La Maison de Lorette est d’abord la maison de Pauline Jaricot (1799-1862). Elle accueille chaque année des milliers de pèlerins venus du monde entier pour honorer la mémoire de cette figure originale et visionnaire de l’Église. À l’origine d’oeuvres spirituelles considérables, Pauline Jaricot a joué un rôle clé dans l’essor du mouvement missionnaire au XIXème siècle. Des centaines d’oeuvres de charité établies aujourd’hui dans plus de 140 pays du monde (écoles, orphelinats, dispensaires, etc.) continuent de bénéficier de son oeuvre.

La Maison de Lorette est un lieu de patrimoine et de culture. Sa date de construction, 1520, nous renvoie aux grandes heures de l’histoire culturelle lyonnaise, quand la ville s’affirmait dans l’Europe de la Renaissance comme une place forte de la liberté intellectuelle et de l’humanisme chrétien, ouverte à tous les arts et à tous les savoirs. Depuis sa rénovation en 2005, la Maison dévoile à ses visiteurs les nombreux trésors de son patrimoine (voie romaine, architecture renaissance, marqueterie, fresques en trompe-l’oeil, etc.) qui lui ont valu d’être inscrite à l’inventaire supplémentaire des Monuments historiques.

La Maison de Lorette est un lieu de réflexion sociale. Pauline Jaricot y a œuvré pour donner à la vertu de charité la forme particulière d’un combat pour la justice sociale. L’originalité de ses différents projets, que ce soit la création d’une banque sans intérêts pour les ouvriers ou d’une usine autogérée, fait d’elle une figure inspirante pour penser aujourd’hui les conditions d’une plus grande communion sociale ou politique. Dans les désordres du capitalisme industriel naissant, la riche demeure bourgeoise était devenue le cœur battant d’une utopie sociale catholique.

Au croisement des trois dimensions qui font la singularité du lieu, on retrouve l’idée d’utopie. Pas seulement parce que la maison « vend du rêve », mais parce que les deux grandes dates de son histoire sont marquées par de grandes aspirations, qui seront autant de boussoles dans notre exploration de la création et la réflexion contemporaines.

C’est l’apogée de la culture humaniste chrétienne de la Renaissance, dont Lyon est une capitale. Quatre ans plus tôt, Thomas More en condense les aspirations dans un livre génial, L’Utopie. Plus que l’invention d’un mot ou d’un genre littéraire, c’est l’invention d’une nouvelle fonction sociale de l’artiste et de l’écrivain, qui souligne la vocation émancipatrice de la culture : nous embarquer dans un voyage en utopie, non pas pour fuir, mais pour accéder plus efficacement au réel. C’est en séjournant un moment dans le « non-lieu » de l’art et de la pensée que nous devenons capables de saisir, au milieu des reflets, l’étrangeté de notre ici et de notre maintenant et que nous devenons suffisamment étrangers à nous-mêmes pour nous comprendre. Dans une époque où le présent semble plus que jamais enfoui sous le poids mort de ses représentations, nous voulons renouer avec cette conception utopiste, aventurière et émancipatrice de la culture.
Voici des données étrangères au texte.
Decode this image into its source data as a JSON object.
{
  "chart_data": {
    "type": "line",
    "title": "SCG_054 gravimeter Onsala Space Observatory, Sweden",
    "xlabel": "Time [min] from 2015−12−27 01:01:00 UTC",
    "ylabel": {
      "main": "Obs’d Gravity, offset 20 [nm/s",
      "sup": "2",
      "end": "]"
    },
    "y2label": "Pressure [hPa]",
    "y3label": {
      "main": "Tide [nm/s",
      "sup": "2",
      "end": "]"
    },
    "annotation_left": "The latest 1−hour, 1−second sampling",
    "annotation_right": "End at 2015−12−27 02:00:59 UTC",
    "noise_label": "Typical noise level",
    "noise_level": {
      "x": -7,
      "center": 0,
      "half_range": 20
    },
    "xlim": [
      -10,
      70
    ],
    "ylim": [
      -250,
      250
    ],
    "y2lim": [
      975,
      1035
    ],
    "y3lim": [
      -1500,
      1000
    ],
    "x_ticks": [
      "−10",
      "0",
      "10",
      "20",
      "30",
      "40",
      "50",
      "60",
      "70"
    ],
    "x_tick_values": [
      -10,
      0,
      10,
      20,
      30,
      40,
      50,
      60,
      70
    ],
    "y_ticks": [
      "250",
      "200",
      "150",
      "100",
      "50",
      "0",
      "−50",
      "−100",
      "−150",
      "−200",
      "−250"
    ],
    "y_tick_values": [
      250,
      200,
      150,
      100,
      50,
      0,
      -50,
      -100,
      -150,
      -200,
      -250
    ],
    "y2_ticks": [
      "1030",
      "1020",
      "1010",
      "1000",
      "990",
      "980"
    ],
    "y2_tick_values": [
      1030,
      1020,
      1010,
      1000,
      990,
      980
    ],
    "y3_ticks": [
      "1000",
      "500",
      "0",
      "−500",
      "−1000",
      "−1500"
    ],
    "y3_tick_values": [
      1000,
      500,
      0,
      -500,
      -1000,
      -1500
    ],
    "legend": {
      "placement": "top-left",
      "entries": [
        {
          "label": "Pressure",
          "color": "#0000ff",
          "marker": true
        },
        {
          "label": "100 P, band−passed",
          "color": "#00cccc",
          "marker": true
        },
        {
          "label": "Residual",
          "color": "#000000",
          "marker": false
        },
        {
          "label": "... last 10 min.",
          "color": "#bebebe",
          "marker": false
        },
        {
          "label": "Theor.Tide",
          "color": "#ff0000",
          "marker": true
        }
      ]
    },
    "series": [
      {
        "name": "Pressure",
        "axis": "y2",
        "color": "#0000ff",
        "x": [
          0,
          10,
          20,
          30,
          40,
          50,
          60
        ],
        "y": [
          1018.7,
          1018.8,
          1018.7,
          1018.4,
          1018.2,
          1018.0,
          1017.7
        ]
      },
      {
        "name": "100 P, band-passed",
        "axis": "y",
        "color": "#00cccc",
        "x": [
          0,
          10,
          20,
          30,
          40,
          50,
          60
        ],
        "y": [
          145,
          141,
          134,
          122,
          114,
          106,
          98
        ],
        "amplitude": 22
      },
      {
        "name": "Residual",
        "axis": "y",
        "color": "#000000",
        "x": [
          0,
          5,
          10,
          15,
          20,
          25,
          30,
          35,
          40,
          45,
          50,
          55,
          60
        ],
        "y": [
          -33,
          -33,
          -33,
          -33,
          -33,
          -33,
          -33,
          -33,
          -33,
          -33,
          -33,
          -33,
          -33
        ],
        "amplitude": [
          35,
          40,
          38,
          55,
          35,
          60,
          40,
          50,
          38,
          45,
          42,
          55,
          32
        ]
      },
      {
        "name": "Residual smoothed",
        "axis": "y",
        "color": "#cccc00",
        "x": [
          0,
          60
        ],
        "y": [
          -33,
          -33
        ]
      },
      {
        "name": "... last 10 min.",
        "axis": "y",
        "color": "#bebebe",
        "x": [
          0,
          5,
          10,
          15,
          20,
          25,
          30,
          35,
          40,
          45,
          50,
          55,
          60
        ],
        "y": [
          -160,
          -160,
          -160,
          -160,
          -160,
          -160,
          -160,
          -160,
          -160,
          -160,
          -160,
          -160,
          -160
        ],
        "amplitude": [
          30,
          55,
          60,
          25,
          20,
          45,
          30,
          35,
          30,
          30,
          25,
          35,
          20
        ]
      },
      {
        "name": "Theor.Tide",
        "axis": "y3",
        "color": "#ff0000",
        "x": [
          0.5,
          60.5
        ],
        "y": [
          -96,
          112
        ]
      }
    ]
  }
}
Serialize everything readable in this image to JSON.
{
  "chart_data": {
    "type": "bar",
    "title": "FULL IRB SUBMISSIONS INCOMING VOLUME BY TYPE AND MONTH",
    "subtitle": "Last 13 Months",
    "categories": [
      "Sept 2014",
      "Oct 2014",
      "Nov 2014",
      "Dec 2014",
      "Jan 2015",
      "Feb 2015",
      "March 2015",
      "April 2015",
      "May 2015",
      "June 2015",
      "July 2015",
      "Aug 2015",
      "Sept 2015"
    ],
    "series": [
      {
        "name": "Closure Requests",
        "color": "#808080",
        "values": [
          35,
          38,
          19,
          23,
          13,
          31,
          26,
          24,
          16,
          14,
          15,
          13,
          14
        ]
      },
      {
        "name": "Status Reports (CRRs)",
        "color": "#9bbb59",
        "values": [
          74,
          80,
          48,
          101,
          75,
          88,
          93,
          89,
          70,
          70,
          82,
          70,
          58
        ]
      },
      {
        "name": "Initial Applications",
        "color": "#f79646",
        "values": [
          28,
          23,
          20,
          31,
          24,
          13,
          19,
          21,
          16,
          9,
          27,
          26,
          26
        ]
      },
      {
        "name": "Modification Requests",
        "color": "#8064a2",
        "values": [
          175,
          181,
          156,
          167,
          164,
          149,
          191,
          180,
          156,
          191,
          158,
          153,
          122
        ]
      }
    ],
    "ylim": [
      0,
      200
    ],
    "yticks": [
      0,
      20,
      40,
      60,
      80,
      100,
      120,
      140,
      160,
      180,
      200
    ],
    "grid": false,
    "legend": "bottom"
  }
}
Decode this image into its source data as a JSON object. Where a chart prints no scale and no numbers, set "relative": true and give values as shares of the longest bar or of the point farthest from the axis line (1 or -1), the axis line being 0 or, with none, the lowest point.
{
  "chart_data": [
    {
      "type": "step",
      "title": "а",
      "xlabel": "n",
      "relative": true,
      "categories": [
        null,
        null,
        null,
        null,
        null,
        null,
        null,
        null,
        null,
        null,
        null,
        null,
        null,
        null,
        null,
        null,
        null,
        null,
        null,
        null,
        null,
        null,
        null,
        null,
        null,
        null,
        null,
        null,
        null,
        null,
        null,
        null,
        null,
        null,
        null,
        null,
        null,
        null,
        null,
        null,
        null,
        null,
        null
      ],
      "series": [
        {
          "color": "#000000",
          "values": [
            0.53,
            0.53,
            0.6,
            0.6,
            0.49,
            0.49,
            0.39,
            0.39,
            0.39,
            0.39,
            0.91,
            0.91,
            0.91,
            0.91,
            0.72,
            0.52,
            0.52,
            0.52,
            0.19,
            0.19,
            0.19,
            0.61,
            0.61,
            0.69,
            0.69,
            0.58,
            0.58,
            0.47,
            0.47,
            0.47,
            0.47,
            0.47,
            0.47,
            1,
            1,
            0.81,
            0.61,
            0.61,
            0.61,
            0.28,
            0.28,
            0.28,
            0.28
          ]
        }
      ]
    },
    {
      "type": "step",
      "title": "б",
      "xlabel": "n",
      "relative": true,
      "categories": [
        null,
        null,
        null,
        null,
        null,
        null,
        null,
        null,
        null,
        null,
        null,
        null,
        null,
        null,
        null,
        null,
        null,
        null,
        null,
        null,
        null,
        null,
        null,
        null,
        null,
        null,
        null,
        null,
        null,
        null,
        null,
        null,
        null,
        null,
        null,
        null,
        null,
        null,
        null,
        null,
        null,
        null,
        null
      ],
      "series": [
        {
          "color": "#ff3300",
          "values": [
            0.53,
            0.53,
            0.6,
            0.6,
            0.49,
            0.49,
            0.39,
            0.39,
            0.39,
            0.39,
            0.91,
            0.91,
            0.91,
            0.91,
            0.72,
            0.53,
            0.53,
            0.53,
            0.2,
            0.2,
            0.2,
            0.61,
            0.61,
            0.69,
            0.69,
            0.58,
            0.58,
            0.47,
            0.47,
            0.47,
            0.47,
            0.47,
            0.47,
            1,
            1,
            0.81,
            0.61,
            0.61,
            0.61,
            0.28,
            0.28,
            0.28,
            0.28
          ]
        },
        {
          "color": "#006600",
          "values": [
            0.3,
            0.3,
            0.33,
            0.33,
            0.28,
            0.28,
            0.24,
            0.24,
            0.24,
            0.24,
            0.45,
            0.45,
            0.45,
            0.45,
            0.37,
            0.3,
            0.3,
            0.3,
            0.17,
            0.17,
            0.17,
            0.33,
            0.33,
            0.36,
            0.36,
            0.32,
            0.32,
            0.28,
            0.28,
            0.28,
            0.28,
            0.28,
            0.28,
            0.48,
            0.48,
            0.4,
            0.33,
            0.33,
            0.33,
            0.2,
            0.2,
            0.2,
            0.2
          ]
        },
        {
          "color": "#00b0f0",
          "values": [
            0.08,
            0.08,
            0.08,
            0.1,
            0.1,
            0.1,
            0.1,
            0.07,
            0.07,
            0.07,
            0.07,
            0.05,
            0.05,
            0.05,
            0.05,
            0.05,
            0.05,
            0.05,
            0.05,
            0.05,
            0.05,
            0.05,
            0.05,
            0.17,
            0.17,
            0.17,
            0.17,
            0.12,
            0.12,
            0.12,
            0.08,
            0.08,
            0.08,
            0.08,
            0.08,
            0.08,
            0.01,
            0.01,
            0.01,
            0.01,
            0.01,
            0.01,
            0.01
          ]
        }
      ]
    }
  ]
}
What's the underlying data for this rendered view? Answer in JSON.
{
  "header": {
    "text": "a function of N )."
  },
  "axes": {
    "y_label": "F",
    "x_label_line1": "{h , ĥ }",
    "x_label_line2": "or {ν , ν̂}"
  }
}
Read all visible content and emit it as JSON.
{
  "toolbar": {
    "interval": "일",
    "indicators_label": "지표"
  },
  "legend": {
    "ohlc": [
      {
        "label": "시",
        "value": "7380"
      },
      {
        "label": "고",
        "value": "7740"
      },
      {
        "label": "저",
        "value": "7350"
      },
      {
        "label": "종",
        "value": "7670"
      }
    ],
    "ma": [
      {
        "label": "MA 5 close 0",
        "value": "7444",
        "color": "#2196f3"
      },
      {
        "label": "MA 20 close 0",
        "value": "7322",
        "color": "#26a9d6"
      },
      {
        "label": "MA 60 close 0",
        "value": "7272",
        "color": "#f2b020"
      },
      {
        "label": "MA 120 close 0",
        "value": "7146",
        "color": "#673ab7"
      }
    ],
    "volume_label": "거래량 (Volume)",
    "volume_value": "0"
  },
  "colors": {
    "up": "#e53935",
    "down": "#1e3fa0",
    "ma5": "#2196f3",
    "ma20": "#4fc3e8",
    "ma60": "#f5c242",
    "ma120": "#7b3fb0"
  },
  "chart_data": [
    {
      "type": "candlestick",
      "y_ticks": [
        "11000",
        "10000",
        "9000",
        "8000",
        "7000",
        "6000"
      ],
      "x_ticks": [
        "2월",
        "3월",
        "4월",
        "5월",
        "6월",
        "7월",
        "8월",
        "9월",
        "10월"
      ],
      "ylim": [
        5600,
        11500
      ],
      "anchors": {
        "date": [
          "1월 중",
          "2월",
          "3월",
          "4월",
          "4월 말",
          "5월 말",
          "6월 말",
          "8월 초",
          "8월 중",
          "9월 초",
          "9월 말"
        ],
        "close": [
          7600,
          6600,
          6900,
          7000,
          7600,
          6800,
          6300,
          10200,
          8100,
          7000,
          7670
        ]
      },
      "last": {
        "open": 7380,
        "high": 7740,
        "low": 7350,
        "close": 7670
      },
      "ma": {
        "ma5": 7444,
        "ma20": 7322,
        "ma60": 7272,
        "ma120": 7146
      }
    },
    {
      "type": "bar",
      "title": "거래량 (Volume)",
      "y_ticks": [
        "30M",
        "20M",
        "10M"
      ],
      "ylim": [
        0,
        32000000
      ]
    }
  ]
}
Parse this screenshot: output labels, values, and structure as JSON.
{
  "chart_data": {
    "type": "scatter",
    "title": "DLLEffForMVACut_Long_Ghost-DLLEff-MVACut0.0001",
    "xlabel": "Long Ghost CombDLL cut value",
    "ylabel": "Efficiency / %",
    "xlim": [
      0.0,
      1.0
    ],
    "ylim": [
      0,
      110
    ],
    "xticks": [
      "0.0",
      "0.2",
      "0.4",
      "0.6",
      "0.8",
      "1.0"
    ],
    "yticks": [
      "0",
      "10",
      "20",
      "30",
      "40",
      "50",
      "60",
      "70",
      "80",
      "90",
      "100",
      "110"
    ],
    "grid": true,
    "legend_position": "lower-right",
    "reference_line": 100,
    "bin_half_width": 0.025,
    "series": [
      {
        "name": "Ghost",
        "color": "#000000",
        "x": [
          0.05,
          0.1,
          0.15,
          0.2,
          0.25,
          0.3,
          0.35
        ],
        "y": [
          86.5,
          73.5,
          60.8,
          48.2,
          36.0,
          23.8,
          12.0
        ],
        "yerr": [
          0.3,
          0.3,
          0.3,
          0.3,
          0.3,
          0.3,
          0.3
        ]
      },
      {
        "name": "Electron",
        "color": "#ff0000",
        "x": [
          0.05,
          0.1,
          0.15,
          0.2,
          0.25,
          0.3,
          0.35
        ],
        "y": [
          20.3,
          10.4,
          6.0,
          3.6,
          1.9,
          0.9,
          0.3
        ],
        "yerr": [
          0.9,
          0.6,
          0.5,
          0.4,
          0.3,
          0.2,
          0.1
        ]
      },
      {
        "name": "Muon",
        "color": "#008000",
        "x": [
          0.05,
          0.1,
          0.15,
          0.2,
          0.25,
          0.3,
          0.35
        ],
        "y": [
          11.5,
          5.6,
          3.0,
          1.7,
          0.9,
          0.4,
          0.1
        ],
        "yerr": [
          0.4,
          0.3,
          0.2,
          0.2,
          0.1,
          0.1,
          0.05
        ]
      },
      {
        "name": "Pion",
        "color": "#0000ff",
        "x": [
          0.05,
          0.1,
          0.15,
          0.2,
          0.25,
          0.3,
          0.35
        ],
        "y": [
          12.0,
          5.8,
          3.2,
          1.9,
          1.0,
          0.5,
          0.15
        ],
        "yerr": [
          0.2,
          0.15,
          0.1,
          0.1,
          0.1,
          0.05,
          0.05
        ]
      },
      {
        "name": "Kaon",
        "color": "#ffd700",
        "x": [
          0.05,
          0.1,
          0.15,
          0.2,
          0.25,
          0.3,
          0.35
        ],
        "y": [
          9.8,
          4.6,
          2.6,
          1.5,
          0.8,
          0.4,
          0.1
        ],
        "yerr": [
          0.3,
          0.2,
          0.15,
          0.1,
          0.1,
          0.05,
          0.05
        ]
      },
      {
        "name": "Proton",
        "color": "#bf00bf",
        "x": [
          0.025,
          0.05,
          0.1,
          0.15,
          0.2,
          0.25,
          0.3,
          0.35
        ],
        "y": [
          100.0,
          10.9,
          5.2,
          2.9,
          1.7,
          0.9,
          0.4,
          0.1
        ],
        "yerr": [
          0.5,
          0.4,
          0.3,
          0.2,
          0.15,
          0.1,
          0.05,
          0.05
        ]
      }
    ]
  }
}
C’est la première crise européenne du capitalisme industriel, marquée à Lyon par les révoltes des Canuts (1831 et 1834) et, en France, par l’essor du socialisme utopique, qui revalorise l’héritage des humanistes chrétiens pour inventer des modèles sociaux « alternatifs ». Moquée puis persécutée à cause de ses œuvres, Pauline Jaricot s’inscrit dans cette lignée utopiste en tant que « catholique alternative », inventant une forme d’engagement des laïcs qui révolutionne l’Église et inspire aujourd’hui de nombreux intellectuels catholiques. Dans cette période inquiétante où chacun s’habitude au story-telling de la « multiplication des crises », nous voulons faire vivre cet héritage pour lutter contre la résignation des intelligences et des sensibilités à l’absurde.

En nous appropriant ce mot d’utopie, nous ne voulons donc pas revendiquer un quelconque « droit de rêver » ou de nous évader dans les paradis artificiels de l’art et des idées. Nous affirmons simplement la nécessité de renouer avec l’action par la culture, pour ouvrir de nouvelles perspectives. Des superspectives !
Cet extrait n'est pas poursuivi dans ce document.